My brother and I both played with Legos a lot as kids. We'd each get a big set. 
I would follow the instructions and build the model on the box. Then I'd play 
with it, and eventually get bored with it and it would go on the shelf. My 
brother would get halfway through following the instructions and get bored, 
start making his own stuff. Eventually the pieces would wind up in the big bin 
under his bed, along with whatever bits and pieces he hadn't taken apart yet. I 
always thought his stuff was terrible, didn't look as cool as what was on the 
box. He always thought I was boring because I'd just build the one or two 
things it would tell you how to make.

Today, I am a professional Java web developer, with roots in Python, Haskell 
and Prolog. My brother, on the other hand, is a writer, potter, musician, and 
professional industrial hygienist but does not program at all.

When you compare Smalltalk programmers to other developers, you get a lot of 
people who taught themselves by messing around in the image (autodidacts) and 
you have a lot of people who only know Smalltalk and don't really use other 
languages. The autodidacts I think, tend to love Morphic. But I'm not sure how 
many of them learned it in Pharo versus Squeak. And I think most of you 
probably loved Legos and were a lot more like my brother, building your own 
things to suit yourselves from your own imagination. Part of the genius of 
Pharo, in my opinion, is that it is a lot more welcoming to people like me. The 
downside, of course, is that you have to deal with a lot more people like me. :)
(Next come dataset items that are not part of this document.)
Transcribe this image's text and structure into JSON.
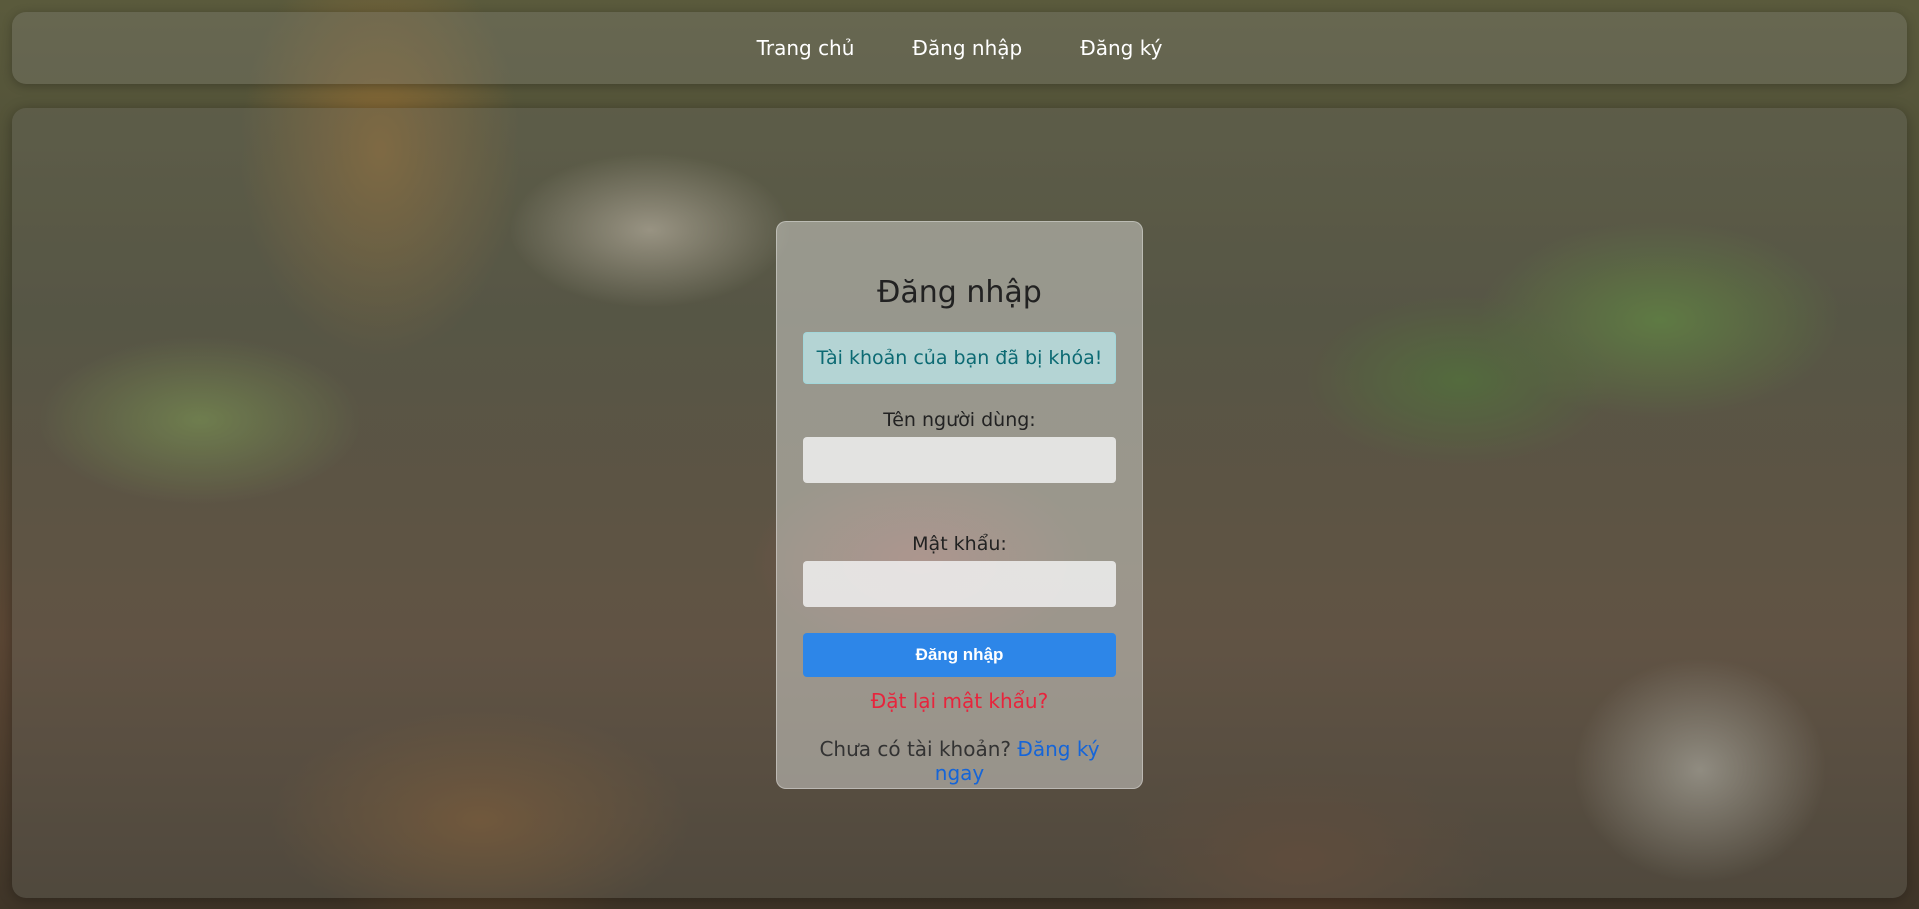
{
  "nav": {
    "home": "Trang chủ",
    "login": "Đăng nhập",
    "register": "Đăng ký"
  },
  "login_card": {
    "title": "Đăng nhập",
    "alert": "Tài khoản của bạn đã bị khóa!",
    "username_label": "Tên người dùng:",
    "username_value": "",
    "password_label": "Mật khẩu:",
    "password_value": "",
    "submit_label": "Đăng nhập",
    "reset_link": "Đặt lại mật khẩu?",
    "signup_prompt": "Chưa có tài khoản?",
    "signup_link": "Đăng ký ngay"
  },
  "colors": {
    "button": "#2d86e8",
    "reset_link": "#e8243c",
    "signup_link": "#1565d8",
    "alert_text": "#0c6a73"
  }
}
Have you seen the Lego Master Builder series? They realized there were a lot of 
kids out there who would benefit from more documentation. Even unimaginative 
parents like myself can benefit from them. I got Lego MBA #1 and read the 
manual closely. It's obviously intended for a 10–12-year-old but I benefited 
from it.

Spec's documentation is a lot like the Lego MBA. You're not the target 
audience, I am. I wish everything in the image were documented like that. I 
think that was sort of the intention behind Pharo by Example, which I read and 
got a lot out of. Spec's documentation being out there and Polymorph/Morphic 
not having anything like it definitely sends a message about Polymorph and 
Morphic though, which leads to questions like mine.